Mirki, w sumie nigdy tutaj nie pisałem, ba nawet na całym Wykopie mało się udzielam i jeszcze na trzeźwo nic nie napisałem, no ale taki dzień i taka pora, że chcę się podzielić historią.
Już w tym miejscu muszę wtrącić pierwszą dygresję, bo Mirko czytam od dawna - te tagi wplecione w zdania tak mnie denerwują (edytowałem poprzednie słowo), że wybaczcie, ale wstawię je na
końcu i apeluję - róbcie tak samo. ;)
Trochę dzisiaj wypiłem i o zupełną pierdołę pokłóciłem się z dziewczyną - mieszkamy razem i jesteśmy parą prawie pięć lat. W związku z tym czuję nieuzasadnioną i pozbawioną wszelkiego
rozsądku potrzebę podzielenia się kompletnie inną historią związaną z całkiem inną kobietą, która przypadkiem mi się przypomniała. Wpis sponsoruje Bojan Toporek, kilku kolegów ze stajni
Pinty i taka piersiówka od takiego Franka, po której wystają oczy. No to lecimy.
Sześć lat temu, wróciłem do domu w podobnym stanie jak dzisiaj. Wtedy byłem singlem, mieszkałem z kumplem, była niedziela, piękny wieczór, a w lodówce połówka Wyborowej. Trochę jej
skosztowaliśmy, a że bania od piątku, kumpel mówi: "dość, jutro idziemy do roboty, trzeba przetrzeźwieć, jest pierwsza w nocy". Myślę - dobra, spoko, rozsądek przede wszystkim. Siadłem
jeszcze na chwilę do komputera, tak tylko, żeby sprawdzić, hehe, Gadu-Gadu. :) Była taka dziewczyna, z którą poznałem się w wakacje - pozytywna, optymistyczna, inteligentna, atrakcyjna,
dostępna. Dostępna na GG. ;) Tak jakoś wyszło, że coś do niej napisałem, drobne heheszki, w stylu "jak minął dzień", "a Ty co robisz", "pakuję się bo jadę do Ciebie", "zapraszam", "hahaha".
Od słowa do słowa i zgadaliśmy się, że jadę do niej. Żeby nie zdradzać szczegółów, powiem tylko, że mieszkałem w mieście na literkę K. (jak np. Kraków), a ona w mieście na P. (jak np.

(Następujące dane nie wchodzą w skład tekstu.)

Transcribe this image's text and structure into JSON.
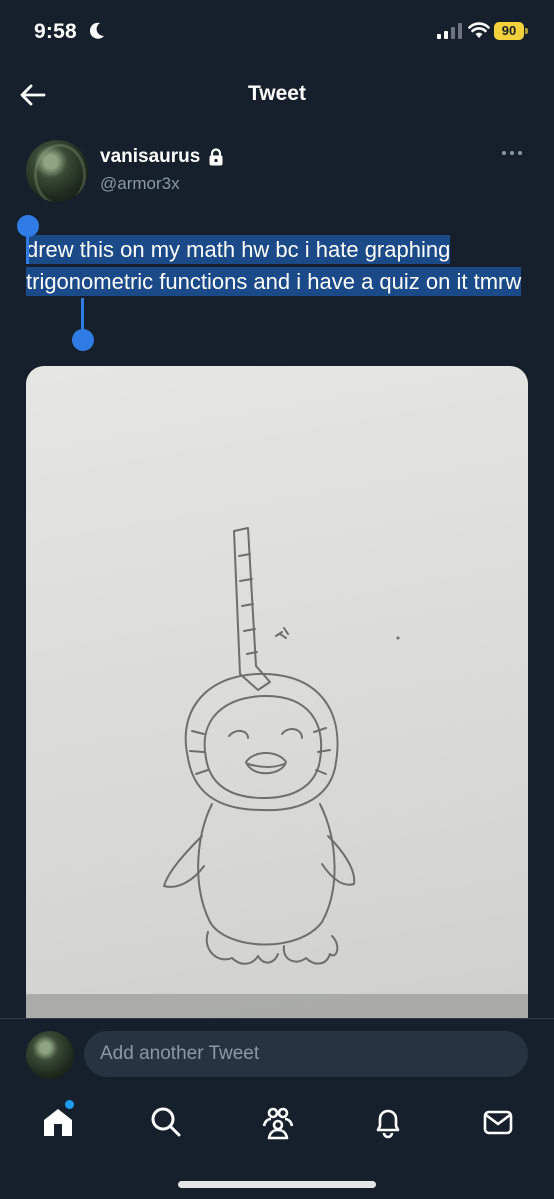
{
  "status": {
    "time": "9:58",
    "battery": "90"
  },
  "header": {
    "title": "Tweet"
  },
  "author": {
    "name": "vanisaurus",
    "handle": "@armor3x"
  },
  "tweet": {
    "text": "drew this on my math hw bc i hate graphing trigonometric functions and i have a quiz on it tmrw"
  },
  "compose": {
    "placeholder": "Add another Tweet"
  },
  "tabs": [
    {
      "icon": "home-icon",
      "active": true,
      "badge": true
    },
    {
      "icon": "search-icon"
    },
    {
      "icon": "communities-icon"
    },
    {
      "icon": "notifications-icon"
    },
    {
      "icon": "messages-icon"
    }
  ],
  "colors": {
    "background": "#16202c",
    "accent": "#1d9bf0",
    "selection": "#1b4a88",
    "selection_handle": "#2f7ce6",
    "battery": "#f2d13a"
  }
}
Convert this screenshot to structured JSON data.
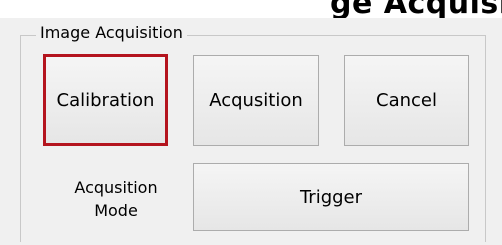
{
  "header": {
    "partial_title": "ge Acquisition"
  },
  "group": {
    "title": "Image Acquisition"
  },
  "buttons": {
    "calibration": "Calibration",
    "acquisition": "Acqusition",
    "cancel": "Cancel",
    "trigger": "Trigger"
  },
  "mode_label": {
    "line1": "Acqusition",
    "line2": "Mode"
  },
  "colors": {
    "focus_border": "#b4141e",
    "dialog_background": "#f0f0f0"
  }
}
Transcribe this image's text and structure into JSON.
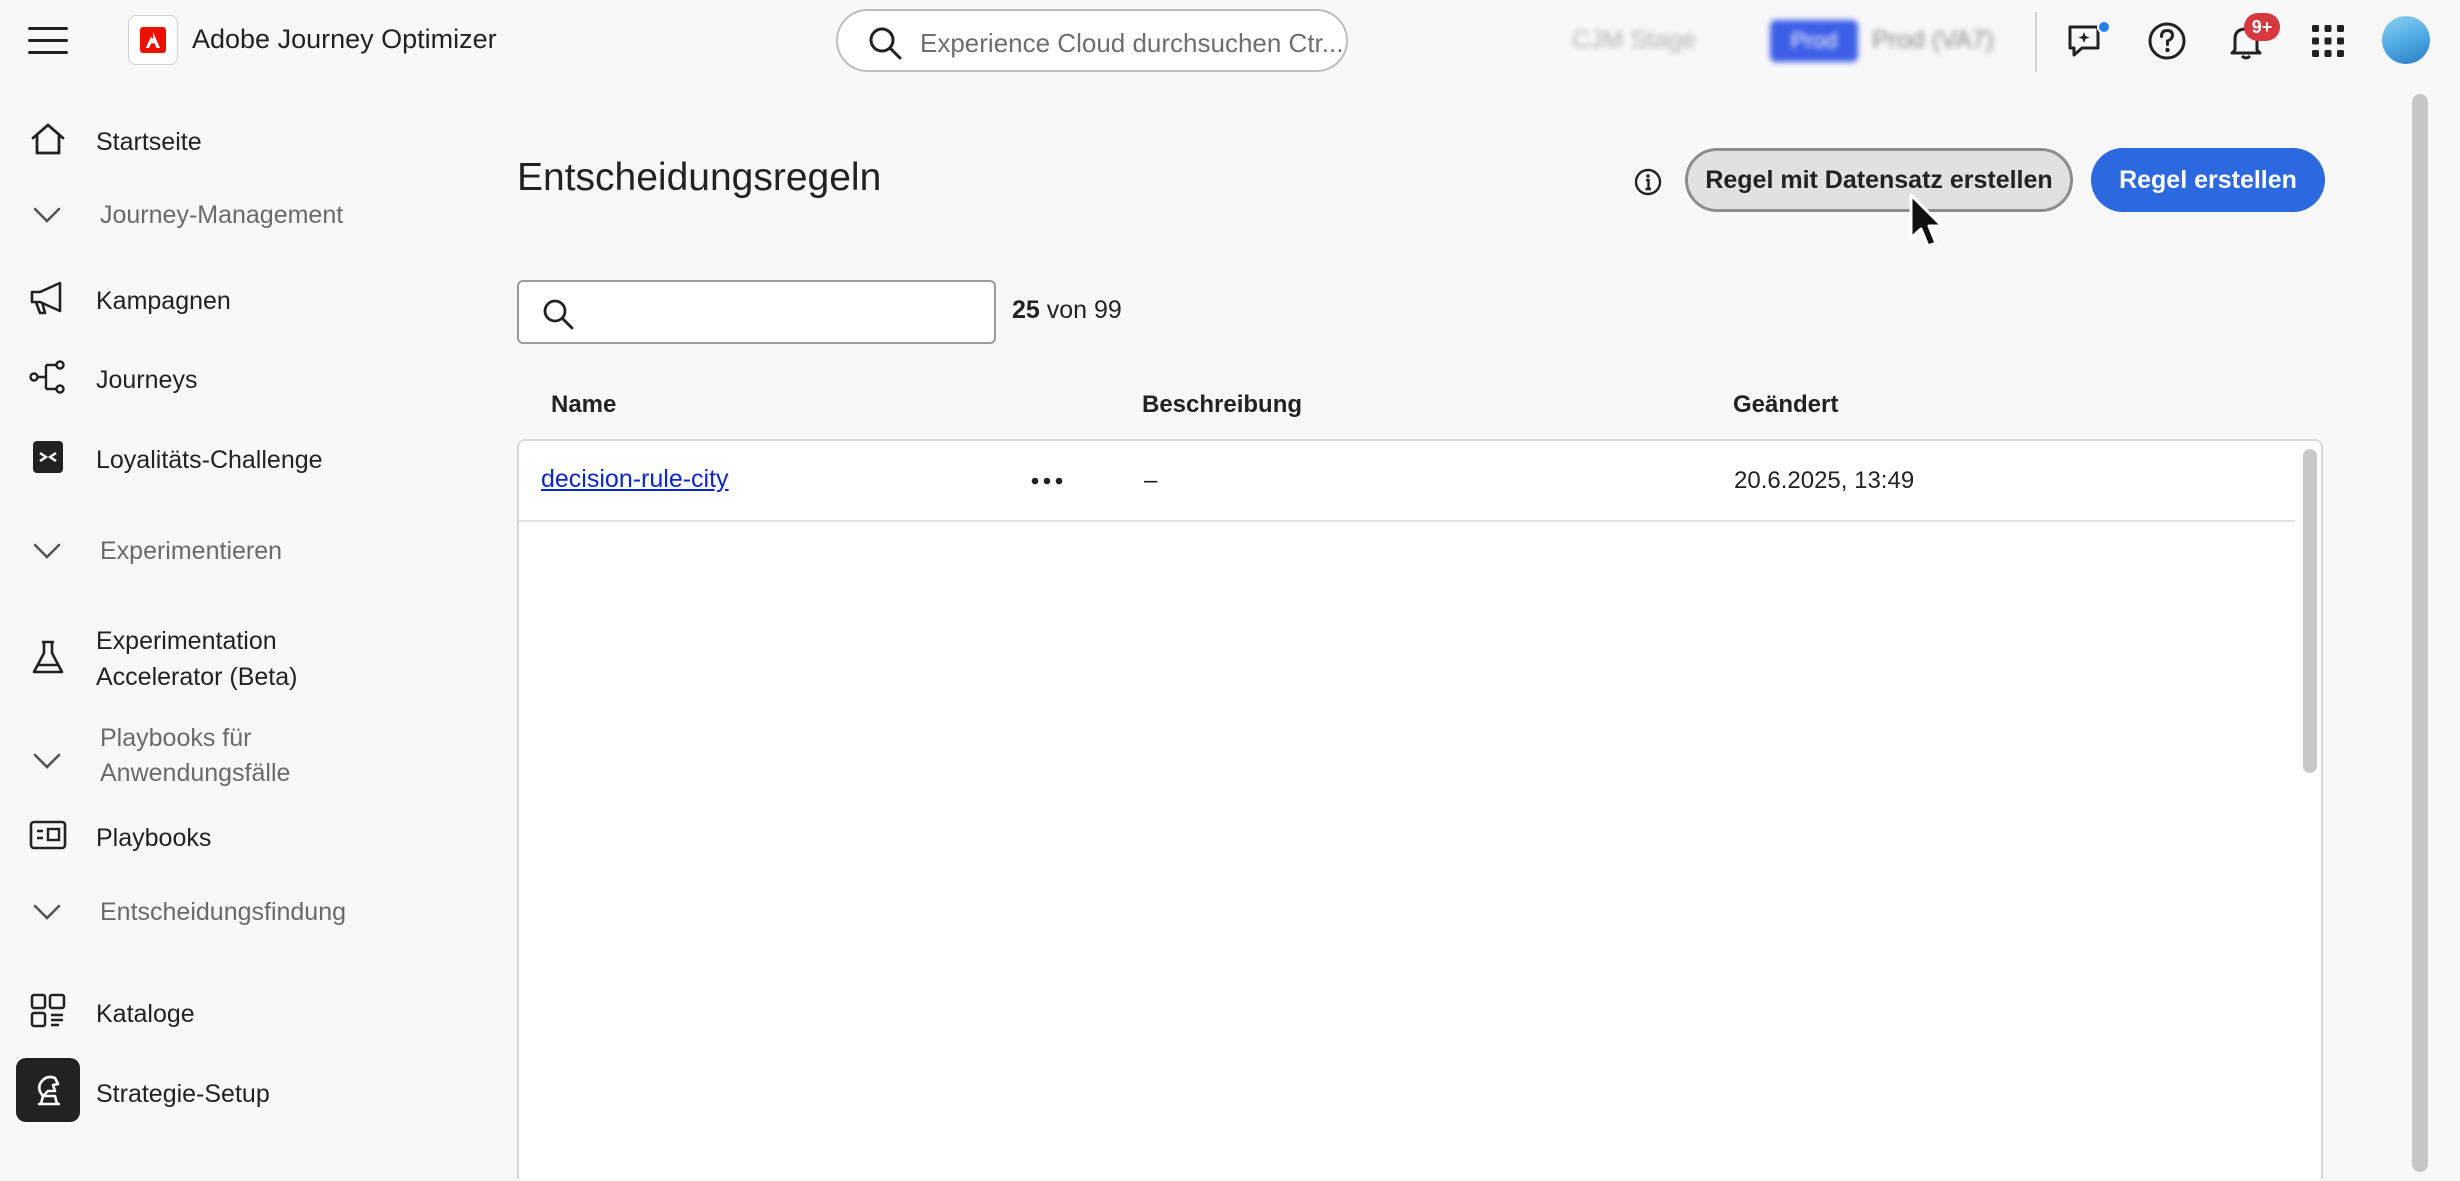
{
  "header": {
    "app_title": "Adobe Journey Optimizer",
    "search_placeholder": "Experience Cloud durchsuchen Ctr...",
    "org_name": "CJM Stage",
    "env_badge": "Prod",
    "env_name": "Prod (VA7)",
    "notification_count": "9+",
    "icons": [
      "menu-icon",
      "adobe-logo-icon",
      "search-icon",
      "chat-icon",
      "help-icon",
      "bell-icon",
      "apps-grid-icon",
      "avatar"
    ]
  },
  "sidebar": {
    "items": [
      {
        "label": "Startseite",
        "icon": "home-icon"
      },
      {
        "label": "Journey-Management",
        "type": "section"
      },
      {
        "label": "Kampagnen",
        "icon": "megaphone-icon"
      },
      {
        "label": "Journeys",
        "icon": "journey-icon"
      },
      {
        "label": "Loyalitäts-Challenge",
        "icon": "challenge-icon"
      },
      {
        "label": "Experimentieren",
        "type": "section"
      },
      {
        "label": "Experimentation",
        "label2": "Accelerator (Beta)",
        "icon": "flask-icon"
      },
      {
        "label": "Playbooks für",
        "label2": "Anwendungsfälle",
        "type": "section"
      },
      {
        "label": "Playbooks",
        "icon": "playbook-icon"
      },
      {
        "label": "Entscheidungsfindung",
        "type": "section"
      },
      {
        "label": "Kataloge",
        "icon": "catalog-icon"
      },
      {
        "label": "Strategie-Setup",
        "icon": "strategy-icon",
        "active": true
      }
    ]
  },
  "main": {
    "title": "Entscheidungsregeln",
    "btn_dataset": "Regel mit Datensatz erstellen",
    "btn_create": "Regel erstellen",
    "search_value": "",
    "count_shown": "25",
    "count_text": "von 99",
    "columns": [
      "Name",
      "Beschreibung",
      "Geändert"
    ],
    "rows": [
      {
        "name": "decision-rule-city",
        "description": "–",
        "modified": "20.6.2025, 13:49"
      }
    ]
  },
  "colors": {
    "primary": "#2c68e0",
    "link": "#0a26cc",
    "badge": "#d7373f",
    "adobe_red": "#eb1000"
  }
}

Poznań), a odległość między miastami to było jakieś 7h pociągiem. Sprawdziłem sobie rozkład i najbliższy pociąg miałem gdzieś o godzinie 6:00. No to sobie myślę - a z natury uważam się za
inteligentnego człowieka - co będę się kładł na parę godzin, skończę sobie flaszeczkę, w pociągu się wyśpię siedem godzin, git-majonez. Szczerze mówiąc nie wiem czy tak pomyślałem, że git-
majonez, ale już drugie piwko mi zeszło na ten tekst (więc albo wolno piszę, albo szybko piję) i to było najlepsze zakończenie tego zdania jakie mi przyszło do głowy przed kolejnym.

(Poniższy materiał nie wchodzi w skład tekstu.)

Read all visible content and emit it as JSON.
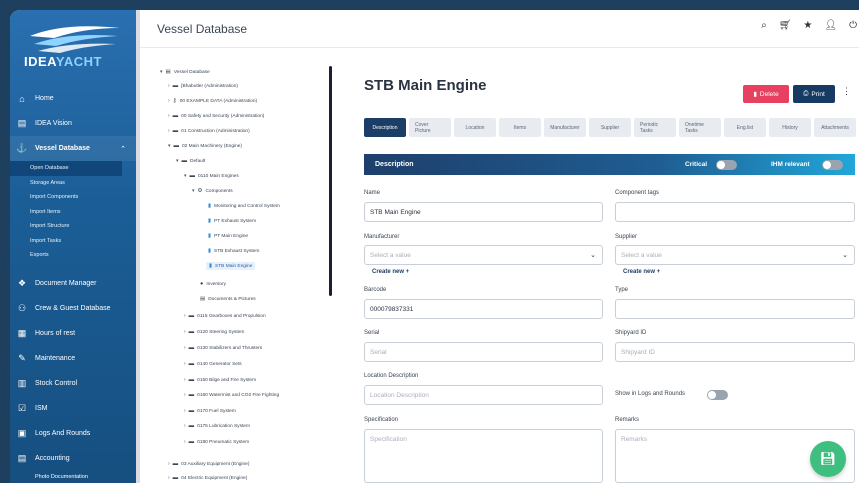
{
  "brand": {
    "name_part1": "IDEA",
    "name_part2": "YACHT"
  },
  "sidebar": {
    "items": [
      {
        "label": "Home",
        "icon": "home-icon"
      },
      {
        "label": "IDEA Vision",
        "icon": "vision-icon"
      },
      {
        "label": "Vessel Database",
        "icon": "anchor-icon"
      },
      {
        "label": "Document Manager",
        "icon": "document-icon"
      },
      {
        "label": "Crew & Guest Database",
        "icon": "people-icon"
      },
      {
        "label": "Hours of rest",
        "icon": "calendar-icon"
      },
      {
        "label": "Maintenance",
        "icon": "wrench-icon"
      },
      {
        "label": "Stock Control",
        "icon": "stock-icon"
      },
      {
        "label": "ISM",
        "icon": "check-icon"
      },
      {
        "label": "Logs And Rounds",
        "icon": "log-icon"
      },
      {
        "label": "Accounting",
        "icon": "accounting-icon"
      }
    ],
    "sub_items": [
      "Open Database",
      "Storage Areas",
      "Import Components",
      "Import Items",
      "Import Structure",
      "Import Tasks",
      "Exports"
    ],
    "footer_item": "Photo Documentation"
  },
  "header": {
    "title": "Vessel Database",
    "tools": [
      "search-icon",
      "cart-icon",
      "star-icon",
      "user-icon",
      "power-icon"
    ]
  },
  "tree": {
    "rows": [
      {
        "label": "Vessel Database",
        "level": 0,
        "toggle": "▾"
      },
      {
        "label": "[Bhabutler (Administration)",
        "level": 1,
        "toggle": "›"
      },
      {
        "label": "00 EXAMPLE DATA (Administration)",
        "level": 1,
        "toggle": "›"
      },
      {
        "label": "00 Safety and Security (Administration)",
        "level": 1,
        "toggle": "›"
      },
      {
        "label": "01 Construction (Administration)",
        "level": 1,
        "toggle": "›"
      },
      {
        "label": "02 Main Machinery (Engine)",
        "level": 1,
        "toggle": "▾"
      },
      {
        "label": "Default",
        "level": 2,
        "toggle": "▾"
      },
      {
        "label": "0110 Main Engines",
        "level": 3,
        "toggle": "▾"
      },
      {
        "label": "Components",
        "level": 4,
        "toggle": "▾"
      },
      {
        "label": "Monitoring and Control System",
        "level": 5,
        "toggle": ""
      },
      {
        "label": "PT Exhaust System",
        "level": 5,
        "toggle": ""
      },
      {
        "label": "PT Main Engine",
        "level": 5,
        "toggle": ""
      },
      {
        "label": "STB Exhaust System",
        "level": 5,
        "toggle": ""
      },
      {
        "label": "STB Main Engine",
        "level": 5,
        "toggle": "",
        "selected": true
      },
      {
        "label": "Inventory",
        "level": 4,
        "toggle": ""
      },
      {
        "label": "Documents & Pictures",
        "level": 4,
        "toggle": ""
      },
      {
        "label": "0115 Gearboxes and Propulsion",
        "level": 3,
        "toggle": "›"
      },
      {
        "label": "0120 Steering System",
        "level": 3,
        "toggle": "›"
      },
      {
        "label": "0130 Stabilizers and Thrusters",
        "level": 3,
        "toggle": "›"
      },
      {
        "label": "0140 Generator Sets",
        "level": 3,
        "toggle": "›"
      },
      {
        "label": "0150 Bilge and Fire System",
        "level": 3,
        "toggle": "›"
      },
      {
        "label": "0160 Watermist and CO2 Fire Fighting",
        "level": 3,
        "toggle": "›"
      },
      {
        "label": "0170 Fuel System",
        "level": 3,
        "toggle": "›"
      },
      {
        "label": "0175 Lubrication System",
        "level": 3,
        "toggle": "›"
      },
      {
        "label": "0180 Pneumatic System",
        "level": 3,
        "toggle": "›"
      },
      {
        "label": "03 Auxiliary Equipment (Engine)",
        "level": 1,
        "toggle": "›"
      },
      {
        "label": "04 Electric Equipment (Engine)",
        "level": 1,
        "toggle": "›"
      }
    ]
  },
  "main": {
    "title": "STB Main Engine",
    "delete_label": "Delete",
    "print_label": "Print",
    "tabs": [
      "Description",
      "Cover Picture",
      "Location",
      "Items",
      "Manufacturer",
      "Supplier",
      "Periodic Tasks",
      "Onetime Tasks",
      "Eng.list",
      "History",
      "Attachments"
    ],
    "section_title": "Description",
    "critical_label": "Critical",
    "ihm_label": "IHM relevant",
    "fields": {
      "name_label": "Name",
      "name_value": "STB Main Engine",
      "tags_label": "Component tags",
      "manufacturer_label": "Manufacturer",
      "manufacturer_placeholder": "Select a value",
      "supplier_label": "Supplier",
      "supplier_placeholder": "Select a value",
      "create_new": "Create new +",
      "barcode_label": "Barcode",
      "barcode_value": "000079837331",
      "type_label": "Type",
      "serial_label": "Serial",
      "serial_placeholder": "Serial",
      "shipyard_label": "Shipyard ID",
      "shipyard_placeholder": "Shipyard ID",
      "location_label": "Location Description",
      "location_placeholder": "Location Description",
      "show_logs_label": "Show in Logs and Rounds",
      "spec_label": "Specification",
      "spec_placeholder": "Specification",
      "remarks_label": "Remarks",
      "remarks_placeholder": "Remarks"
    }
  },
  "colors": {
    "accent": "#1c3e66",
    "delete": "#e74060",
    "save": "#3fbf7f"
  }
}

Flaszeczkę skończyłem, ale jeszcze sobie zdałem sprawę, że przecież jutro poniedziałek i mam iść do pracy. Niewiele myśląc wysłałem SMS-a do szefa o treści "cześć, śpisz? mogę zadzwonić?"
po czym od razu zadzwoniłem. Pewne rzeczy uchodzą płazem gdy jesteś młody, pijany lub zakochany. Ja miałem prawdziwą kumulację, dostałem dwa dni wolnego i błogosławieństwo w środku nocy.
Spakowałem się, wziąłem prysznic, i tak pomykam sobie na pociąg cały w skowronkach, miejscówkę przy oknie dla palących wykupiłem, szczęśliwy czekam na peronie. Pociąg podjeżdza do Krakowa
(bo nie startował w stacji na K.), ja wsiadam, szukam mojego przedziału, wchodzę... [W tym miejscu powinny wejść werble, a Tarantino winien puścić oczko]. Wchodzę... i widzę 5 młodych
żołnierzy okupujących mój przedział. Pierwsze pytanie wybrzmiało w momencie gdy przestawiłem stopę przez próg: "kolego, a ty jesteś z tych co lubią się napić czy z tych co lubią dostać w
pie#dol?". Ja, pamiętając poprzednią flaszeczkę i w zasadzie nie specjalnie kłamiąc, odpowiadam błyskotliwie: "z tych co się lubią napić". Uśmiechy na gębach i ogólna życzliwość towarzyszą
mi do odjazdu pociągu. Bo gdy tylko pociąg ruszył, największy z nich zaczyna szperać w plecaku, mówiąc "matka na pewno mi coś zapakowała na drogę". Po chwili - i w tym miejscu nie chciałbym
Was skłamać Mirki, nie pamiętam co to była za marka - wyciąga litra lokalnej, małopolskiej wódki i quasi-kryształowy kieliszek - czasami dziadkowie dysponują podobnym sprzętem. Patrzę na to
z lekkim rozbawieniem, ale rozsądna część mnie podpowiada - ch#j bombki strzelił. Gość otwiera okno i wyrzuca przez nie zakrętkę, uśmiechając się do mnie i mówiąc: "nie będzie nam
potrzebna". Pijemy po pięćdziesiątce, cała kolejka obchodzi w 30 sekund. Druga też. W trzeciej postanowiłem chwilę przetrzymać historią o tym, że niektórzy ludzie czasami zapijają, ale
odebrałem znak-sygnał, że to się może źle skończyć, więc walnąłem. Chwilę później skończyła się flaszka. W ogóle ze wszystkich żołnierzy dobrze pamiętam tylko dwóch - Starego i Młodego.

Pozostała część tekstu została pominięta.